Há alguns anos atrás apresentamos dezenas de entrevistas realizadas à notáveis e eminentes fotógrafos especializados em Arquitetura em nossa seção Fotografia e Arquitetura, onde tivemos a oportunidade de compartilhar com nossos leitores curiosidades acerca dos profissionais que diariamente colaboram com o ArchDaily e que são responsáveis por compartilhar sua particular visão ao trabalho idealizado por inúmeros escritórios de arquitetura e por vezes, não passíveis de visitação. Hoje, 19 de Agosto, Dia Mundial da Fotografia, é com grande satisfação que anunciamos a retomada de novas entrevistas mensais com fotógrafos emergentes, profissionais já consagrados neste campo e também, novas conversas com algúns profissionais anteriormente já entrevistados através da revisitação de sua carreira nos últimos anos.
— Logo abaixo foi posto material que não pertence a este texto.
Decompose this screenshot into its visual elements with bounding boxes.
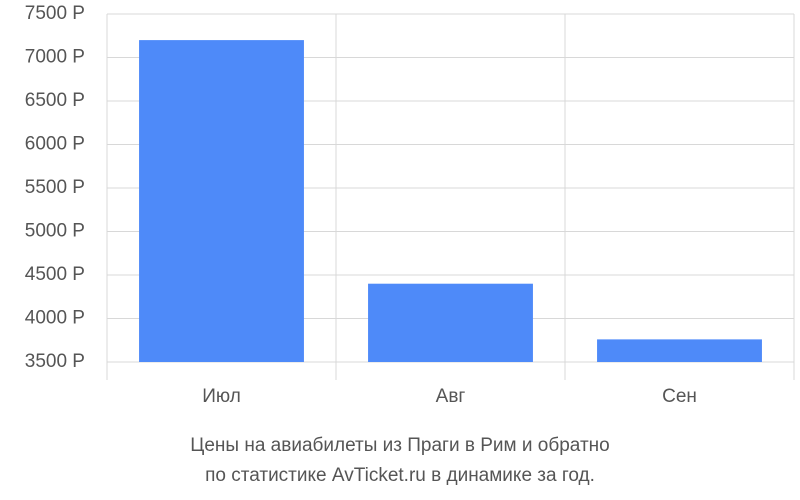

Em nossa primeira entrevista deste ano, convidamos o arquiteto bahiano e fotógrafo de arquitetura, Manuel Sá. Vencedor do Prêmio IAB-SP 2018 - 75 Anos na categoria Fotografia de Arquitetura e Cidade, atualmente vive na cidade de São Paulo e realiza registros para escritórios em São Paulo, Salvador e Rio de Janeiro. Leia a seguir a entrevista completa e veja também algumas das belas fotografias deste jovem fotógrafo:
Matheus Pereira: Do conjunto de fotógrafos brasileiros especializados em arquitetura, muitos são arquitetos de formação e iniciaram suas experimentações fotográficas ainda no ambiente acadêmico. No seu caso, como e quando começou seu interesse pelo campo da Fotografia e porque decidiu tornar-se arquiteto-fotógrafo?
Manuel Sá: Brinco que o sketchup me fez virar fotógrafo. Meu interesse começou na faculdade de arquitetura, enquanto estudava programas de modelagem 3d. Eles possuem opções de câmeras com abertura de lente, f-stops e isos e eu achava tudo isso um mistério tão grande quanto diminuir o tempo de render. Lembrei que meu pai sempre tinha uma câmera na mão para registrar a família com essas configurações, dai comprei uma zenit 122 e alguns filmes para fotografar projetos arquitetônicos em Salvador, Rio e São Paulo que na época comecei a conhecer nas aulas de história da arquitetura. Não existia a menor pretensão de virar fotógrafo, mas apenas de entender como a câmera funcionava.
Matheus Pereira: Ainda hoje, realiza projetos de arquitetura? Se sim, a linguagem fotográfica alterou sua maneira projetual de conceber o espaço arquitetônico?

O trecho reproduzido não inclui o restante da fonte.